There is one important difference between the earlier electronic tubes and their semiconductor successors. On the low-current side the transistor is a base current controlled device whereas its predecessor, the vacuum tube, is a grid voltage-controlled device. Similarly, the thyristor, which is designed to carry high currents, is a gate current-controlled device; it has succeeded the thyratron, which is a grid voltage-controlled gas tube.
After the inception of the thyristor, which is a p–n–p–n device, many other devices of its family came into existence. These include the DIAC, TRIAC, gate turn-off thyristor (GTO), and the MOS-controlled thyristor (MCT) among others. Subsequently, devices such as the power bipolar junction transistor (BJT), metal oxide semiconductor field effect transistor (MOSFET), and the IGBT have evolved as alternative power electronic devices, each of them being superior to the thyristor in one or more ways.
With its rapid development, power electronic equipment now forms an important part of modern technology. Power electronic applications can be broadly divided into the following five categories:
- Motor controls: ac (alternating current) and dc (direct current) drives used in steel, cement, and various other industries
- Consumer applications: heat controls, light dimmers, security systems, hand power tools, food mixers, and other home appliances
- Vehicle propulsions: electric locomotives used in railways, forklift trucks, and dc chopper based electric vehicles.
- Power system applications: applications such as static VAR control, active harmonic filtering, flexible ac transmission system (FACTS) devices, and high-voltage dc (HVDC) systems
- Other industrial applications: uninterruptible power supplies (UPSs), switch mode power supplies (SMPSs), battery chargers, industrial heating and melting, arc welding, electrolysis, HV supplies for electrostatic precipitators, aerospace applications, electromagnets, etc.
- It is important here to note that all the devices employed for power electronic applications are used in the ‘switch’ mode. The moments of switching on or off are controlled to fulfil the requirements of the circuit under consideration. Likewise, the BJT is operated as a switch.
The advantages of power electronic applications are (a) high efficiency because of low ‘ON state’ conduction losses when the power semiconductor is conducting and low ‘OFF state’ leakage losses when it is blocking the source voltage, (b) reduced maintenance, (c) long life, (d) compactness because of the facility of assembling the thyristors, diodes, and RLC elements in a common package, (e) faster dynamic response as compared to electromechanical equipment, and (f) lower acoustic noise as compared to electromagnetic controllers.

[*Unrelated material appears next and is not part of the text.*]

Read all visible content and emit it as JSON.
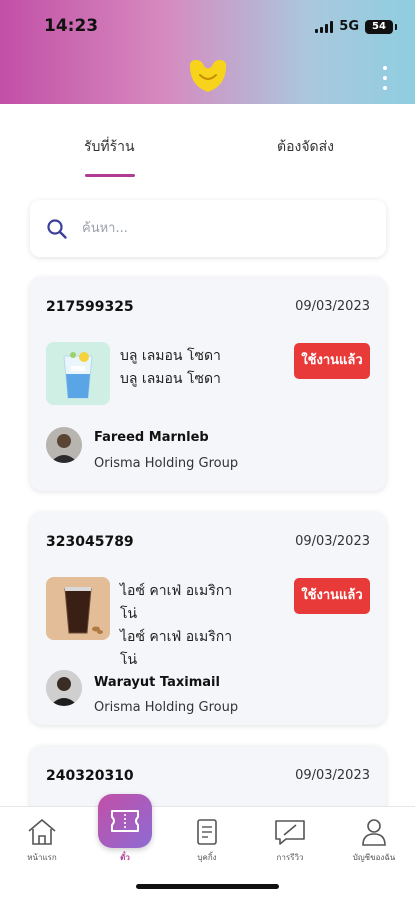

Thyristorised power controllers have some disadvantages; important among them are (i) they generate harmonics which adversely affect the loads connected to them and get injected into the supply lines, (ii) controlled rectifiers operate at low power factors and cause derating of the associated rectifier transformers, and (iii) they do not have a short-time overload capacity. However, as their advantages outnumber their demerits, they are widely used in the various applications detailed above. They have also replaced conventional controllers.